The cloud fight would not be only about GPUs
The easiest version of the story is that Meta overbuilt AI infrastructure and now wants to rent out what it does not need. That may be part of it, but it undersells what a real cloud entry would require. Customers buying AI capacity care about accelerator availability, but they also care about networking, storage, uptime, data controls, model catalogs, monitoring, inference latency, fine-tuning workflows, procurement, support, and whether a provider can survive multi-year enterprise commitments.
Meta has plenty of experience running large-scale infrastructure for its own apps. It does not have the same public track record as an enterprise cloud vendor. AWS, Azure, and Google Cloud have spent years building sales teams, compliance programs, partner ecosystems, migration tooling, private networking, identity integrations, marketplace channels, and service-level guarantees. A Meta cloud service would need more than spare GPU clusters to compete for serious enterprise workloads.
The first pressure point may land on neoclouds instead of the big three hyperscalers. Reuters noted that CoreWeave and Nebius shares fell after the report, and D.A. Davidson analyst Gil Luria argued that adding Meta capacity would be more likely to hurt specialized AI cloud providers than AWS, Azure, or Google Cloud. The reason is straightforward: companies such as CoreWeave sell differentiated access to GPU capacity, and some have benefited from demand created by the same Big Tech firms now building massive internal capacity.
Meta is also reportedly considering access to hosted models, including Muse Spark, the first model from Meta Superintelligence Labs. That would be a different kind of bet. Meta’s Llama family made the company influential with developers because of open-weight releases, but a hosted commercial model platform would require reliable APIs, pricing, safety controls, developer documentation, observability, rate limits, support, and a reason for builders to choose Meta over OpenAI, Anthropic, Google, or open-model hosting elsewhere.

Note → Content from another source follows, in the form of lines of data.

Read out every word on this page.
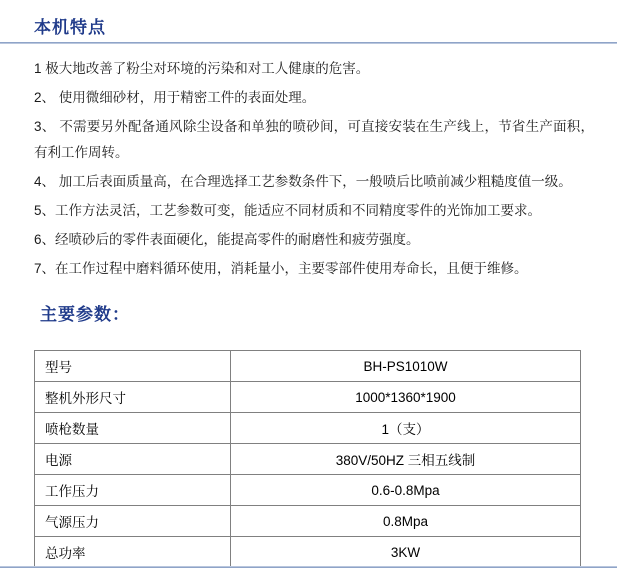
本机特点

1 极大地改善了粉尘对环境的污染和对工人健康的危害。

2、 使用微细砂材，用于精密工件的表面处理。

3、 不需要另外配备通风除尘设备和单独的喷砂间，可直接安装在生产线上，节省生产面积，有利工作周转。

4、 加工后表面质量高，在合理选择工艺参数条件下，一般喷后比喷前减少粗糙度值一级。

5、工作方法灵活，工艺参数可变，能适应不同材质和不同精度零件的光饰加工要求。

6、经喷砂后的零件表面硬化，能提高零件的耐磨性和疲劳强度。

7、在工作过程中磨料循环使用，消耗量小，主要零部件使用寿命长，且便于维修。

主要参数：
型号	BH-PS1010W
整机外形尺寸	1000*1360*1900
喷枪数量	1（支）
电源	380V/50HZ 三相五线制
工作压力	0.6-0.8Mpa
气源压力	0.8Mpa
总功率	3KW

What this means for AI infrastructure buyers
For AI startups and enterprise teams, Meta Compute would be worth watching, not switching to sight unseen. More suppliers could improve pricing and capacity availability, especially for inference-heavy workloads that do not need every feature of a mature hyperscaler. If Meta can offer competitive GPU access or low-latency hosted models, it could become another negotiating lever for companies squeezed by high AI infrastructure bills.
The harder questions are operational. Buyers would need to know whether Meta plans to sell reserved capacity, on-demand inference, model endpoints, fine-tuning, private deployments, or all of the above. They would also need clarity on data retention, training use, regional availability, compliance commitments, uptime guarantees, export-control handling, support tiers, and whether Meta’s own product needs would take priority during periods of constrained capacity.

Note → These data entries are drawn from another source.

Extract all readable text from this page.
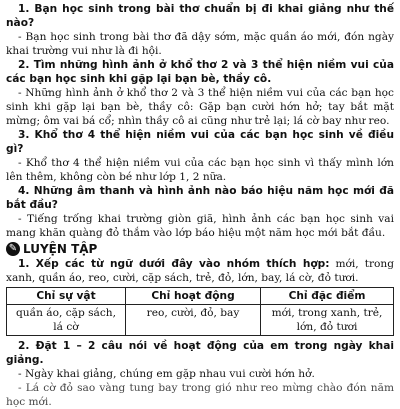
1. Bạn học sinh trong bài thơ chuẩn bị đi khai giảng như thế nào?

- Bạn học sinh trong bài thơ đã dậy sớm, mặc quần áo mới, đón ngày khai trường vui như là đi hội.

2. Tìm những hình ảnh ở khổ thơ 2 và 3 thể hiện niềm vui của các bạn học sinh khi gặp lại bạn bè, thầy cô.

- Những hình ảnh ở khổ thơ 2 và 3 thể hiện niềm vui của các bạn học sinh khi gặp lại bạn bè, thầy cô: Gặp bạn cười hớn hở; tay bắt mặt mừng; ôm vai bá cổ; nhìn thầy cô ai cũng như trẻ lại; lá cờ bay như reo.

3. Khổ thơ 4 thể hiện niềm vui của các bạn học sinh về điều gì?

- Khổ thơ 4 thể hiện niềm vui của các bạn học sinh vì thấy mình lớn lên thêm, không còn bé như lớp 1, 2 nữa.

4. Những âm thanh và hình ảnh nào báo hiệu năm học mới đã bắt đầu?

- Tiếng trống khai trường giòn giã, hình ảnh các bạn học sinh vai mang khăn quàng đỏ thắm vào lớp báo hiệu một năm học mới bắt đầu.

✎ LUYỆN TẬP
1. Xếp các từ ngữ dưới đây vào nhóm thích hợp: mới, trong xanh, quần áo, reo, cười, cặp sách, trẻ, đỏ, lớn, bay, lá cờ, đỏ tươi.
Chỉ sự vật	Chỉ hoạt động	Chỉ đặc điểm
quần áo, cặp sách, lá cờ	reo, cười, đỏ, bay	mới, trong xanh, trẻ, lớn, đỏ tươi
2. Đặt 1 – 2 câu nói về hoạt động của em trong ngày khai giảng.

- Ngày khai giảng, chúng em gặp nhau vui cười hớn hở.

- Lá cờ đỏ sao vàng tung bay trong gió như reo mừng chào đón năm học mới.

The report also shows how quickly the AI infrastructure market is changing. For the past two years, the dominant story has been that every major AI company needs more compute. Now the next question is what happens if some of the largest builders end up with more capacity than they can immediately turn into products. SpaceX and xAI have already turned data-center access into outside compute deals, as TechCrunch noted. Meta may be moving toward the same logic at a much larger consumer-internet company.

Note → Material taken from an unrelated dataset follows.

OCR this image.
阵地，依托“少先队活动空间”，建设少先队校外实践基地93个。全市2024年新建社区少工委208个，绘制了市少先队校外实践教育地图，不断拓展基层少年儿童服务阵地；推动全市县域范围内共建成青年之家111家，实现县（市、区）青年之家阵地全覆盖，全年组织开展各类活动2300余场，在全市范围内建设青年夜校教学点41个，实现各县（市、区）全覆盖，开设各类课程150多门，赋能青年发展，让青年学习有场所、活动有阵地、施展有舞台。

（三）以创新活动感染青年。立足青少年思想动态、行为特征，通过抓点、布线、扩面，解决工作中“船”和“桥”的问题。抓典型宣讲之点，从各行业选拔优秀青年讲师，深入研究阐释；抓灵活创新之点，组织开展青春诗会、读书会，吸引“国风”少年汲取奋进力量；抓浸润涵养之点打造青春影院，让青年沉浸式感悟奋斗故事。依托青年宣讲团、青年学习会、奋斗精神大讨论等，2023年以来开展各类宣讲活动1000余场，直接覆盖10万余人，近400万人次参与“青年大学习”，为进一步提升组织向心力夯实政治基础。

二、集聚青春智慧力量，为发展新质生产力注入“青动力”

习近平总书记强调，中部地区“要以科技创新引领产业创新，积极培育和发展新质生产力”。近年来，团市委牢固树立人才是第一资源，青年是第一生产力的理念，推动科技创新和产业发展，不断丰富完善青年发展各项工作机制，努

If Meta does launch the business, it will not automatically become the fourth hyperscaler. It would first be a test of whether AI infrastructure has become liquid enough to sell across company boundaries, and whether Meta can turn an expensive internal buildout into a product that outside developers actually trust. That is a different problem from building a powerful model or a giant data center, and it may be the problem that decides whether Meta’s AI spending starts to look like a platform strategy rather than a capital expense race.